Tic-Tac-Toe: Maintain the Draw!
Tic-Tac-Toe is a game for two players who take turns marking the spaces in a 3x3
grid with an X
or aan O
. If a player succeeds in placing three of their marks in a horizontal, vertical or diagonal line they are the winner; otherwise, the game is considered drawn.
Challenge
You have been chosen to represent the human race in a game of Tic-Tac-Toe against the AIs. Dauntingly, your opponent is a programme which always finds the optimal move in a given position. Worse still, you will be playing second. The only consolation is that you are required to survive for one move only: that is, you must make a single move in reply to the computer's opening gambit which leads to a position which is not theoretically lost. If you find such a move, humanity lives to fight another day; if not, ...

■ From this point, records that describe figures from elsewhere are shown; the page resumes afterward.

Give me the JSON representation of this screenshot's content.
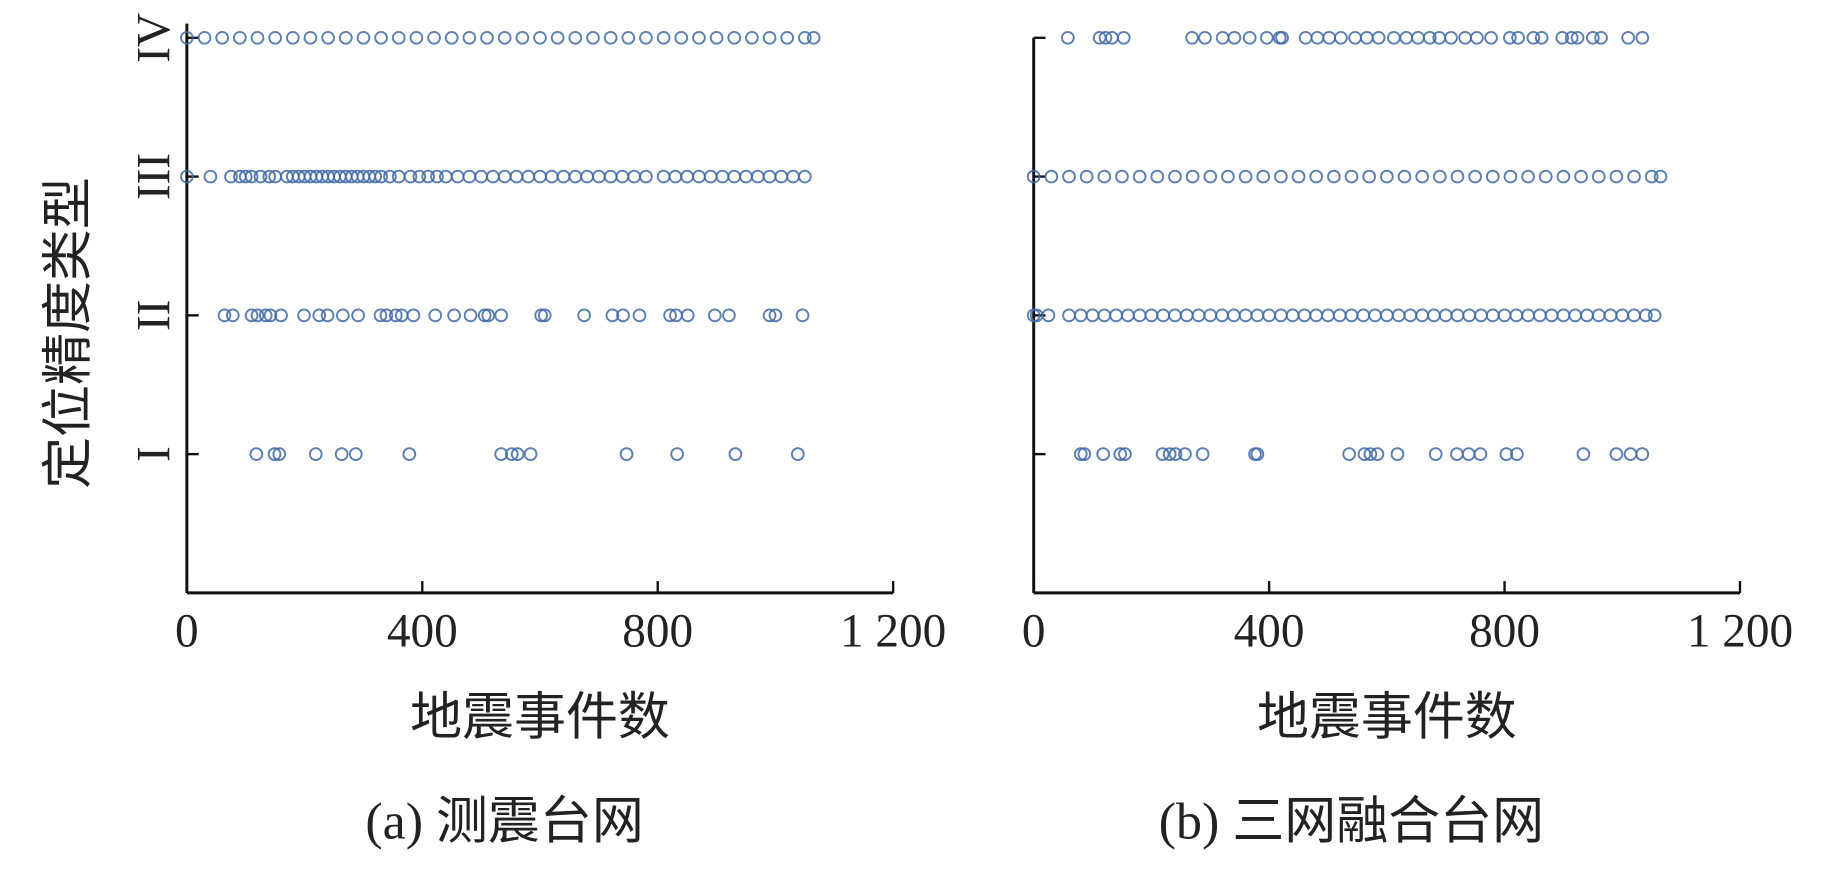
{
  "chart_data": [
    {
      "type": "strip",
      "caption": "(a) 测震台网",
      "xlabel": "地震事件数",
      "ylabel": "定位精度类型",
      "xlim": [
        0,
        1200
      ],
      "xticks": [
        0,
        400,
        800,
        {
          "value": 1200,
          "label": "1 200"
        }
      ],
      "ylim": [
        0,
        4
      ],
      "yticks": [
        {
          "value": 1,
          "label": "I"
        },
        {
          "value": 2,
          "label": "II"
        },
        {
          "value": 3,
          "label": "III"
        },
        {
          "value": 4,
          "label": "IV"
        }
      ],
      "show_ytick_labels": true,
      "color": "#3f68a6",
      "series": [
        {
          "y": 1,
          "x": [
            118,
            149,
            157,
            219,
            263,
            287,
            378,
            534,
            552,
            562,
            584,
            747,
            833,
            932,
            1038
          ]
        },
        {
          "y": 2,
          "x": [
            64,
            78,
            110,
            120,
            134,
            142,
            160,
            199,
            225,
            239,
            265,
            291,
            329,
            339,
            355,
            365,
            385,
            422,
            454,
            482,
            506,
            512,
            534,
            602,
            608,
            675,
            723,
            741,
            769,
            821,
            831,
            851,
            897,
            921,
            990,
            1000,
            1046
          ]
        },
        {
          "y": 3,
          "x": [
            0,
            40,
            75,
            90,
            100,
            110,
            125,
            140,
            150,
            170,
            180,
            190,
            200,
            210,
            220,
            230,
            240,
            250,
            260,
            270,
            280,
            290,
            300,
            310,
            320,
            330,
            345,
            360,
            380,
            395,
            410,
            425,
            440,
            460,
            480,
            500,
            520,
            540,
            560,
            580,
            600,
            620,
            640,
            660,
            680,
            700,
            720,
            740,
            760,
            780,
            810,
            830,
            850,
            870,
            890,
            910,
            930,
            950,
            970,
            990,
            1010,
            1030,
            1050
          ]
        },
        {
          "y": 4,
          "x": [
            0,
            30,
            60,
            90,
            120,
            150,
            180,
            210,
            240,
            270,
            300,
            330,
            360,
            390,
            420,
            450,
            480,
            510,
            540,
            570,
            600,
            630,
            660,
            690,
            720,
            750,
            780,
            810,
            840,
            870,
            900,
            930,
            960,
            990,
            1020,
            1050,
            1065
          ]
        }
      ]
    },
    {
      "type": "strip",
      "caption": "(b) 三网融合台网",
      "xlabel": "地震事件数",
      "xlim": [
        0,
        1200
      ],
      "xticks": [
        0,
        400,
        800,
        {
          "value": 1200,
          "label": "1 200"
        }
      ],
      "ylim": [
        0,
        4
      ],
      "yticks": [
        1,
        2,
        3,
        4
      ],
      "show_ytick_labels": false,
      "color": "#3f68a6",
      "series": [
        {
          "y": 1,
          "x": [
            80,
            86,
            118,
            147,
            155,
            219,
            231,
            241,
            257,
            287,
            376,
            380,
            536,
            562,
            572,
            584,
            618,
            683,
            719,
            739,
            759,
            803,
            821,
            934,
            990,
            1014,
            1034
          ]
        },
        {
          "y": 2,
          "x": [
            0,
            5,
            25,
            60,
            80,
            100,
            120,
            140,
            160,
            180,
            200,
            220,
            240,
            260,
            280,
            300,
            320,
            340,
            360,
            380,
            400,
            420,
            440,
            460,
            480,
            500,
            520,
            540,
            560,
            580,
            600,
            620,
            640,
            660,
            680,
            700,
            720,
            740,
            760,
            780,
            800,
            820,
            840,
            860,
            880,
            900,
            920,
            940,
            960,
            980,
            1000,
            1020,
            1040,
            1055
          ]
        },
        {
          "y": 3,
          "x": [
            0,
            30,
            60,
            90,
            120,
            150,
            180,
            210,
            240,
            270,
            300,
            330,
            360,
            390,
            420,
            450,
            480,
            510,
            540,
            570,
            600,
            630,
            660,
            690,
            720,
            750,
            780,
            810,
            840,
            870,
            900,
            930,
            960,
            990,
            1020,
            1050,
            1065
          ]
        },
        {
          "y": 4,
          "x": [
            58,
            112,
            122,
            133,
            153,
            269,
            291,
            321,
            341,
            367,
            396,
            418,
            422,
            462,
            482,
            502,
            522,
            546,
            566,
            586,
            612,
            633,
            653,
            673,
            689,
            709,
            733,
            753,
            777,
            809,
            823,
            849,
            863,
            898,
            914,
            924,
            950,
            964,
            1010,
            1034
          ]
        }
      ]
    }
  ]
}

Assuming a Tic-Tac-Toe board with the following notation
1 2 3
4 5 6
7 8 9
given the AI's opening move output all possible replies which do not lead to a theoretically lost position.
Input
An integer \$n\$ (where \$1<=n<=9\$) which represents the machine's opening move as per the given board notation.
Output
A sorted list, array, etc. of integers which represents all possible solutions.
Explained Cases
Input => Output
1 => [5]
The only reply to a corner-square opening move which does not lead to a theoretical loss
is that which occupies the central square.
2 => [1, 3, 5, 8]
The only replies to an edge-square opening move which do not lead to a theoretical loss
are those which occupy the same row or column as that of your opponent's move.
5 => [1, 3, 7, 9]
The only replies to a central-square opening move which do not lead to a theoretical
loss are those which occupy one of the four corner squares.
Test Cases
Input => Output
1 => [5]
2 => [1, 3, 5, 8]
3 => [5]
4 => [1, 5, 6, 7]
5 => [1, 3, 7, 9]
This is code-golf, so shortest answer in bytes wins!